You and your dear friend, Sue
And then your friend tells you that when you laid your phone on the bedside table while the neurosurgeon was talking to you at the hospital, your phone called her and she heard the entire conversation, and did you mean to do that? And no, you did not mean to do that because you are not that smart, but God is, and he clearly meant for her to hear it because now she is here to help you, and she knows everything you know.
Because you have been blessed.
You have been blessed.
You have been blessed.
And by the next morning, the doctors have all changed their minds.
To be continued . . .
All photos your own
Good Lord!!! (Meant both ways!)
I know, Robin! So grateful.
Thank you, Jesus, for everything and everyone in this post!
Blessings to you, dear Donna — so grateful!
Reading this out loud to Mark while driving home from Puyallup, having to stop numerous times because I am too choked up.
Praising God for His protection and His angels who encamped around you throughout this life changing experience.
Thank you, Robin — grateful for you and Mark and all your support, and for God’s divine protection!

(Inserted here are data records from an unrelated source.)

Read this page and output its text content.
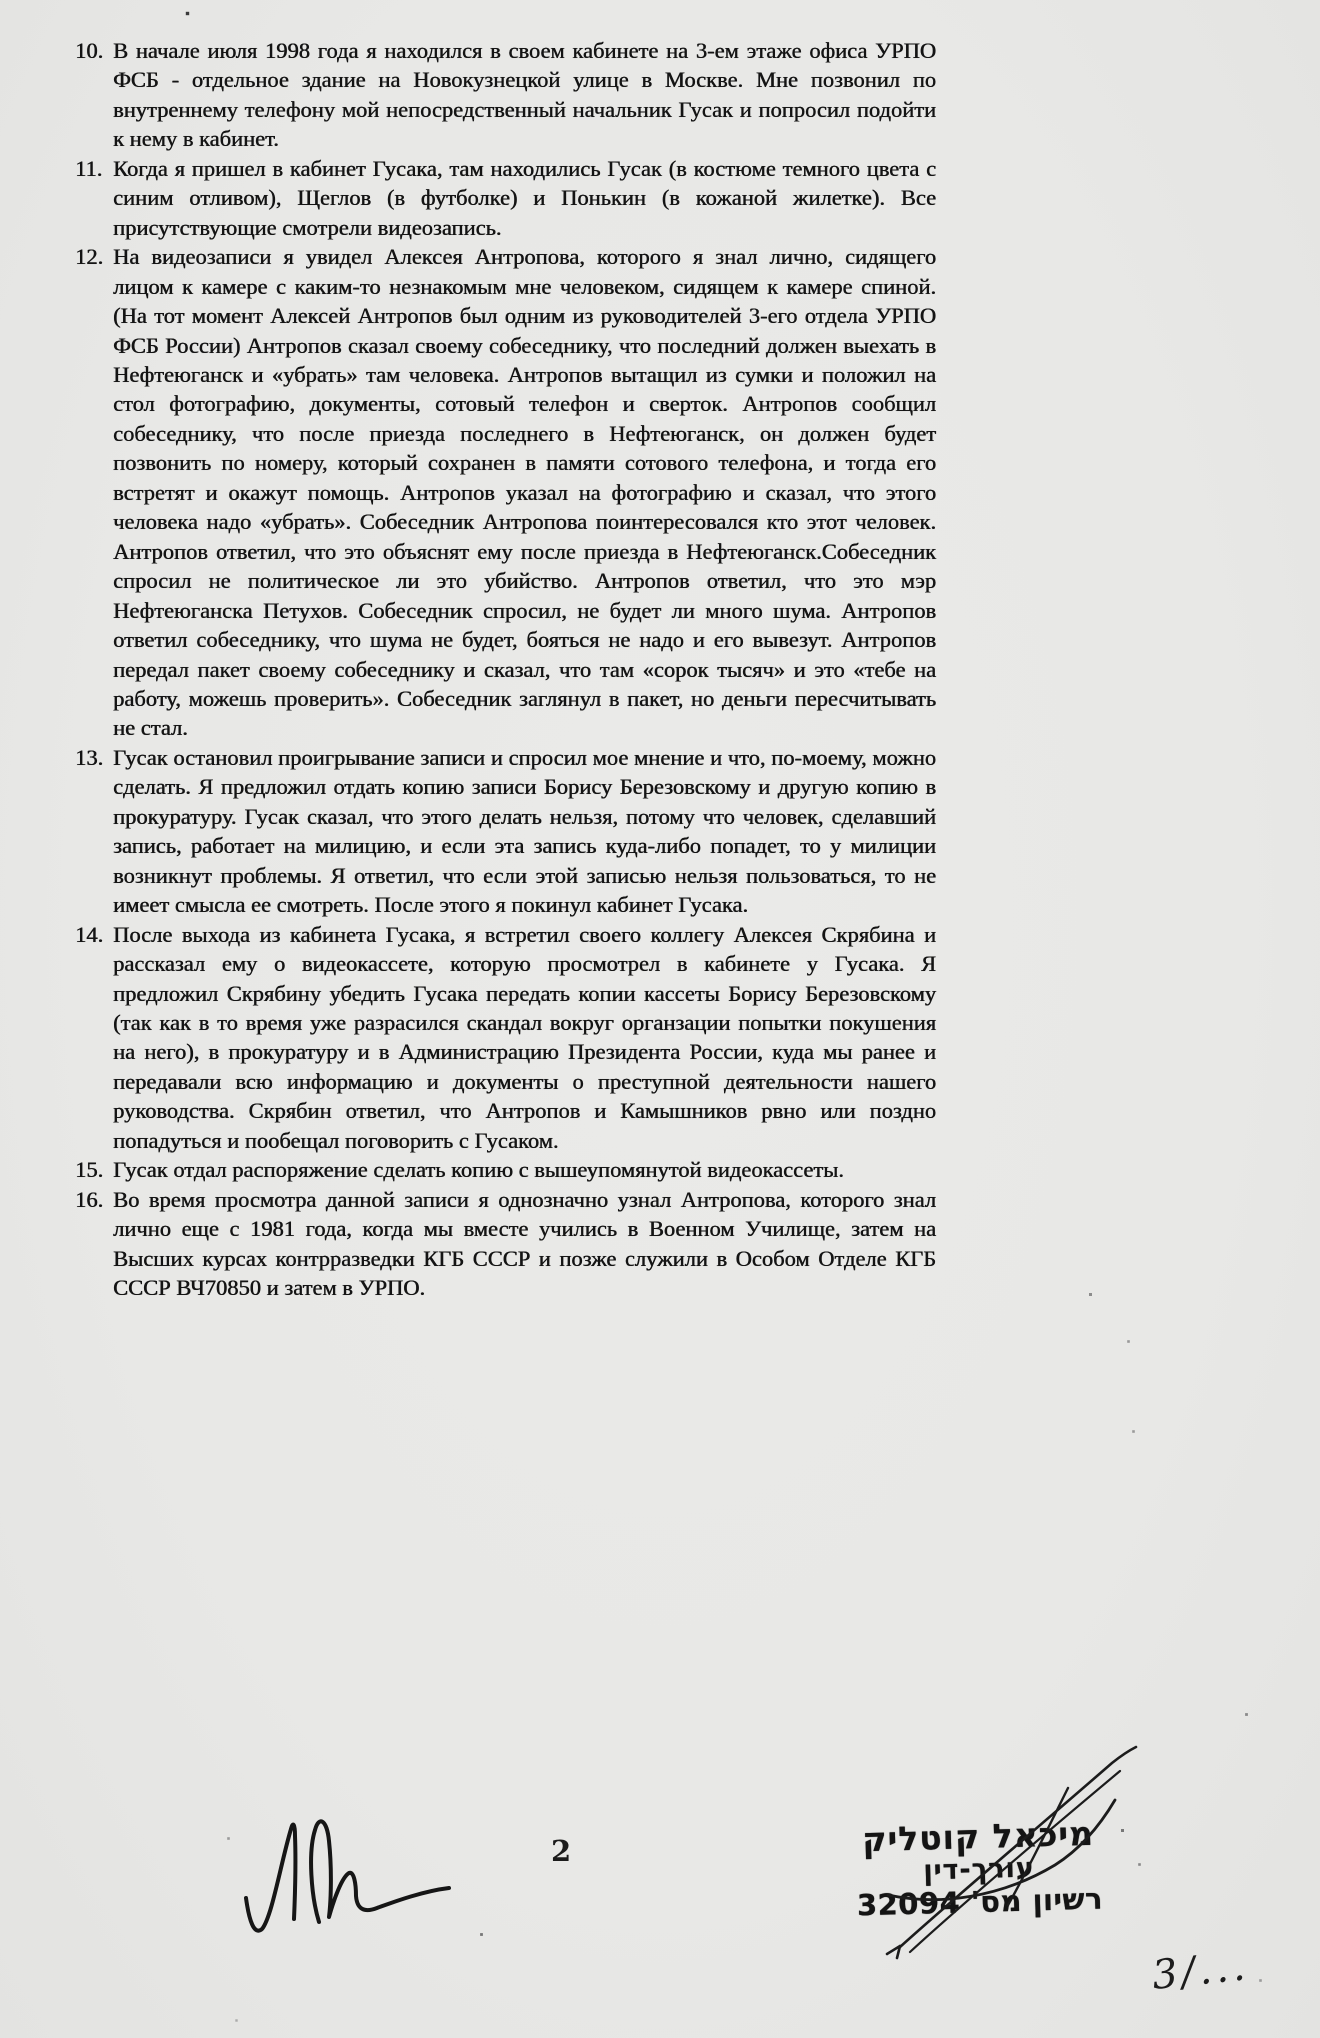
10. В начале июля 1998 года я находился в своем кабинете на 3-ем этаже офиса УРПО ФСБ - отдельное здание на Новокузнецкой улице в Москве. Мне позвонил по внутреннему телефону мой непосредственный начальник Гусак и попросил подойти к нему в кабинет.
11. Когда я пришел в кабинет Гусака, там находились Гусак (в костюме темного цвета с синим отливом), Щеглов (в футболке) и Понькин (в кожаной жилетке). Все присутствующие смотрели видеозапись.
12. На видеозаписи я увидел Алексея Антропова, которого я знал лично, сидящего лицом к камере с каким-то незнакомым мне человеком, сидящем к камере спиной. (На тот момент Алексей Антропов был одним из руководителей 3-его отдела УРПО ФСБ России) Антропов сказал своему собеседнику, что последний должен выехать в Нефтеюганск и «убрать» там человека. Антропов вытащил из сумки и положил на стол фотографию, документы, сотовый телефон и сверток. Антропов сообщил собеседнику, что после приезда последнего в Нефтеюганск, он должен будет позвонить по номеру, который сохранен в памяти сотового телефона, и тогда его встретят и окажут помощь. Антропов указал на фотографию и сказал, что этого человека надо «убрать». Собеседник Антропова поинтересовался кто этот человек. Антропов ответил, что это объяснят ему после приезда в Нефтеюганск.Собеседник спросил не политическое ли это убийство. Антропов ответил, что это мэр Нефтеюганска Петухов. Собеседник спросил, не будет ли много шума. Антропов ответил собеседнику, что шума не будет, бояться не надо и его вывезут. Антропов передал пакет своему собеседнику и сказал, что там «сорок тысяч» и это «тебе на работу, можешь проверить». Собеседник заглянул в пакет, но деньги пересчитывать не стал.
13. Гусак остановил проигрывание записи и спросил мое мнение и что, по-моему, можно сделать. Я предложил отдать копию записи Борису Березовскому и другую копию в прокуратуру. Гусак сказал, что этого делать нельзя, потому что человек, сделавший запись, работает на милицию, и если эта запись куда-либо попадет, то у милиции возникнут проблемы. Я ответил, что если этой записью нельзя пользоваться, то не имеет смысла ее смотреть. После этого я покинул кабинет Гусака.
14. После выхода из кабинета Гусака, я встретил своего коллегу Алексея Скрябина и рассказал ему о видеокассете, которую просмотрел в кабинете у Гусака. Я предложил Скрябину убедить Гусака передать копии кассеты Борису Березовскому (так как в то время уже разрасился скандал вокруг органзации попытки покушения на него), в прокуратуру и в Администрацию Президента России, куда мы ранее и передавали всю информацию и документы о преступной деятельности нашего руководства. Скрябин ответил, что Антропов и Камышников рвно или поздно попадуться и пообещал поговорить с Гусаком.
15. Гусак отдал распоряжение сделать копию с вышеупомянутой видеокассеты.
16. Во время просмотра данной записи я однозначно узнал Антропова, которого знал лично еще с 1981 года, когда мы вместе учились в Военном Училище, затем на Высших курсах контрразведки КГБ СССР и позже служили в Особом Отделе КГБ СССР ВЧ70850 и затем в УРПО.
2	מיכאל קוטליק
עורך-דין
רשיון מס' 32094
3/...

Beautiful writing, Robin, that truly captures this Before and After event. I’m beyond grateful to know the story ends well.
Thanks, Melody — I’m so grateful for your support!
Wow. That had us in tears. And we are so glad that we know the happy ending of this amazing story. If only it were just a story….but you are both strong and resilient. Love you both.
Thanks Becky — so are we! I’ll probably never be a memoir writer — it’s too hard. Love you guys too.
I see God’s footprints all over this terrifying episode. You are surrounded by such masterful guidance and comfort.
Thankyou for spilling your heart, dear friend.
So grateful for your support, Susan — definitely an experience of God’s powerful grace!